The Monday Syndrome

The Monday Syndrome

TRAINING LESSONS

CHAPTER 8

 

It was Monday morning. I had just unlocked the physical therapy clinic's doors and got the clinic ready for the first patients. "Why are you so excited on Monday at 7:30 in the morning? What is wrong with you?” my boss asked me. I could not quite give him a good answer. I was excited about a new week of hard training. I was ready to jump right in and work my butt off after Sunday’s rest day.  While most people dread a Monday, most athletes who really want to excel can’t wait to get started. As I mentioned at the beginning of the book, if I have any strengths that I can pinpoint, one would be the ability to connect concepts, people and events. The Monday syndrome ties right into the “One energy pool” and “Contextual graduality” concepts”.

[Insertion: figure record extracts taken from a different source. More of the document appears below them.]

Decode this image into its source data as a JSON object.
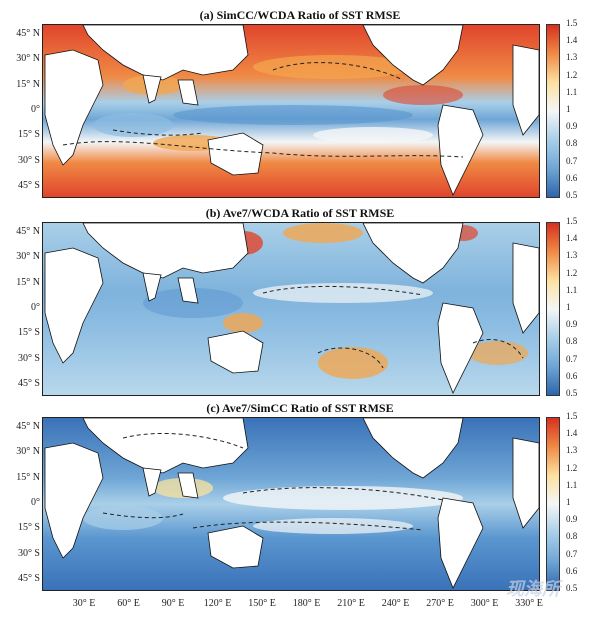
{
  "panels": [
    {
      "title": "(a) SimCC/WCDA Ratio of SST RMSE",
      "theme": "high"
    },
    {
      "title": "(b) Ave7/WCDA Ratio of SST RMSE",
      "theme": "mid"
    },
    {
      "title": "(c) Ave7/SimCC Ratio of SST RMSE",
      "theme": "low"
    }
  ],
  "lat_labels": [
    "45° N",
    "30° N",
    "15° N",
    "0°",
    "15° S",
    "30° S",
    "45° S"
  ],
  "lon_labels": [
    "30° E",
    "60° E",
    "90° E",
    "120° E",
    "150° E",
    "180° E",
    "210° E",
    "240° E",
    "270° E",
    "300° E",
    "330° E"
  ],
  "colorbar_ticks": [
    "1.5",
    "1.4",
    "1.3",
    "1.2",
    "1.1",
    "1",
    "0.9",
    "0.8",
    "0.7",
    "0.6",
    "0.5"
  ],
  "colorbar_range": [
    0.5,
    1.5
  ],
  "colors": {
    "land": "#ffffff",
    "ocean_low": "#3a72b8",
    "ocean_mid": "#a9cfe8",
    "ocean_white": "#f4f6f7",
    "ocean_high": "#e0452c",
    "ocean_orange": "#f3a64f"
  },
  "watermark": "现海所"
}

When the Pool is Full, Don’t Empty It Right Away

The summer I trained for the World University Games, most of the time I trained alone. One week Coach had sent me what appeared to be an easy Monday’s training session. I felt frustrated as my desire was to jump right into the week and crush Monday. I felt like I needed a killer workout to feel good because I had plenty of energy saved up. I decided to take the coach’s written training plan and add a few things to turn it into two training sessions plus the weight room. I finished both sessions with a big smile on my face and my inner desire to conquer fully satisfied. Tuesday’s lactate running workout felt miserable. Wednesday’s discus session was sluggish. Thursday in the long jump training I had to be careful with my tight adductor. Friday, I hurt my shoulder in the javelin due to lack of focus, and Saturday’s moderate intensity tempo running workout turned out to be more unplanned suffering. Luckily, I got through the week without any big injuries, but it did remind me that draining myself on Monday was not a sustainable way to train. I probably would have had much more focus and clarity if I had distributed my energy more evenly throughout the week.

It’s a trap of instant gratification. To some degree, elite athletes are good because they are crazy, some are almost addicted to hard effort work. Often an athlete feels that the need to execute is too strong not to quench it right away. It requires being intentional by holding off from a tough workout now, to gain benefit in the future. That is probably one of the main factors of success in any field of life.

Preserving some energy in the first half of the week is also not my idea. I borrowed it from Cal Diez and Ben Peterson’s co-authored book “Triphasic Training: a systematic approach to elite speed and explosive strength performance”. (Dietz, Cal, and Ben Peterson, 2012) Cal Diez, Head Strength and Conditioning coach at the University of Minnesota, calls it “undulation model”. He simply explains how pushing training volume further down the week allows for more quality high-intensity training in the first part of the week. This simple idea solved his own dilemma about how to program his triphasic training model.

Cal also proposes another good common-sense point that coaches often miss. Weekends are there to train hard, not to train easy. Especially for the athletes whose lives are full of other stressors throughout the weekdays, such as school, work, presentations, meetings, etc. Saturdays are often the best days to hammer the body with lots of high-volume stress, and the body will recover just fine given that Sunday is an off-day. On top of that, Saturdays are often also competition days. Why not program the body to have lots of stress on Saturdays? Unfortunately, it is not possible if you have hammered your body hard on Monday, Tuesday, and Wednesday already.

You may be thinking, “I don’t agree because I’ve seen great athletes who train hard every day of the week and don’t get hurt.” Yes, there probably are athletes who apply the exact opposite approach – training hard the first three days and then easing off the rest of the week. Perhaps there are Olympic champions who don’t even think of any of these things at all, they just execute. Do you think Usain Bolt cared less about “The Monday syndrome”? I don’t know, it would be interesting to find out. This is what I and others have observed, experienced and that simply makes a lot of sense. I am simply encouraging you to try walking from Monday into Tuesday with enough capacity to recover so that the rest of the week is productive and adds to the cumulative training effect, not steal from it.

Being a decathlete, I understand that it’s tough to program weekly training and avoid overall fatigue towards the end of the week. For a decathlete, there are just too many events for it not to happen. To some degree, an athlete will wear out towards the end of the week no matter what. That’s expected and normal. Perhaps for your training model, there are a few aspects but not everything where you can incorporate this principle. It’s a simple and very powerful principle. I invite you to find out how it can fit your own training model.

A WORD OF CAUTION

It does not mean that you cannot train hard during the first part of the week, it just means that the training volume is moderate instead of high to be able to keep some freshness in the Central Nervous System and the muscles for the rest of the week.

LESSON

Be careful as a coach about programming hard, high intensity and volume training sessions on the first day of the week. Leave those for the second part of the week. As an athlete, be aware that after Monday there will be five or six more days to bring focus, intensity, and motivation to practice. Leave some energy in the pool.